All to quickly it was the day before we were to head on to Sihanoukville. That evening to celebrate Pat and I decided to consume a titanic volume of beer in various establishments along the river front. Once that mission was complete we headed home. On the way back we once again passed the kings palace. This time nobody was there, as opposed to the last time when numerous locals were camped out in front. The only person I could see was one guard asleep in a hammock near the entrance. If anyone wanted to attempt a coup of the monarchy, I thought aloud, then that night would have been an excellent time.

The palace was a bit of a magnet for moths


We passed the guard and came to a point where the wall was slightly lower than at other points. Our keen sense of exploration, combined with our inebriation slightly trumped our newfound reverence for Cambodian culture. I decided to pull myself up onto the wall to take a look into the ground of the palace.It was quite dark and I couldn't really see anything, so decided to get back down before I upset anybody.
We decided that this was successful proof that invading the country would be a cinch I hope that nobody learns of our drunken and abortive attempt to invade the country. I think the safest way to do that is to write about it here on the internet.

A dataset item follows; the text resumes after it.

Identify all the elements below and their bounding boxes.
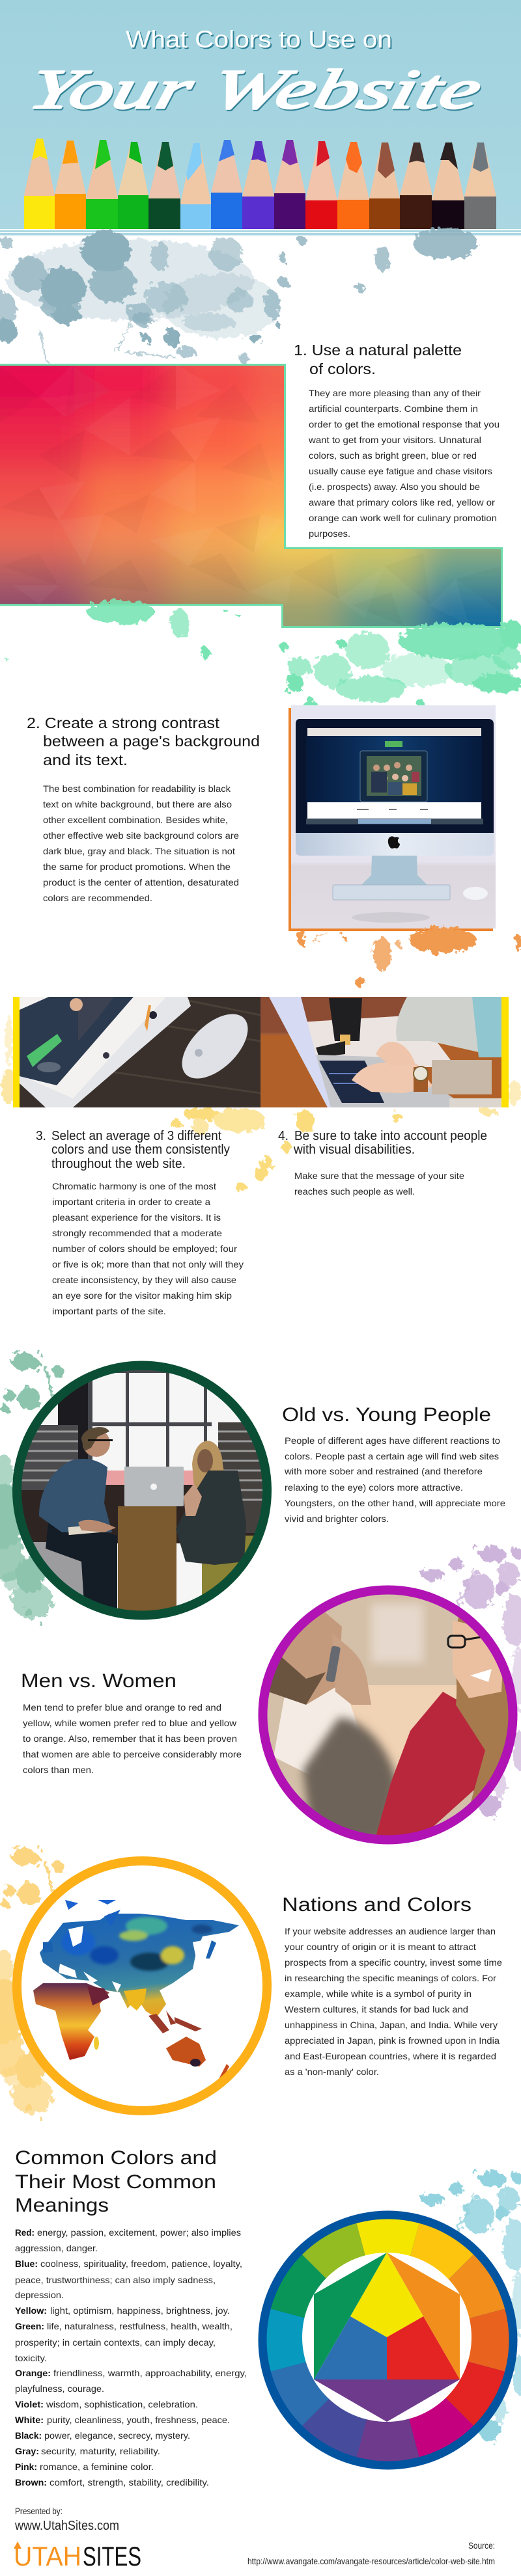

The ok guesthouse turned out to actually be not just ok, but pretty good. All of the staff were great and there was a lot of rapport.
For example one day one of the staff said to me,
"Hey, you got a problem with me, man?". appearing to square up for a fight,
I wasn't sure if he was joking, so a little uncertainly I assumed he was and replied "Yeah, I've got a problem with you"
He was joking, and proceeded to cheerfully box my midriff. I suppose in retrospect that we did appear to be big fans of Khmer boxing, as it was the first thing we went to see when getting to town. So it became a running joke between me and him. Every time we met there was another pretend outrage that we needed to square off about.

All too quickly the day of departure came about. It was with a little regret that we had to leave because I had very much enjoyed my time in the Cambodian capital. A minibus that we had booked rolled up to the guesthouse and we clambered aboard and headed off for Sihanoukville.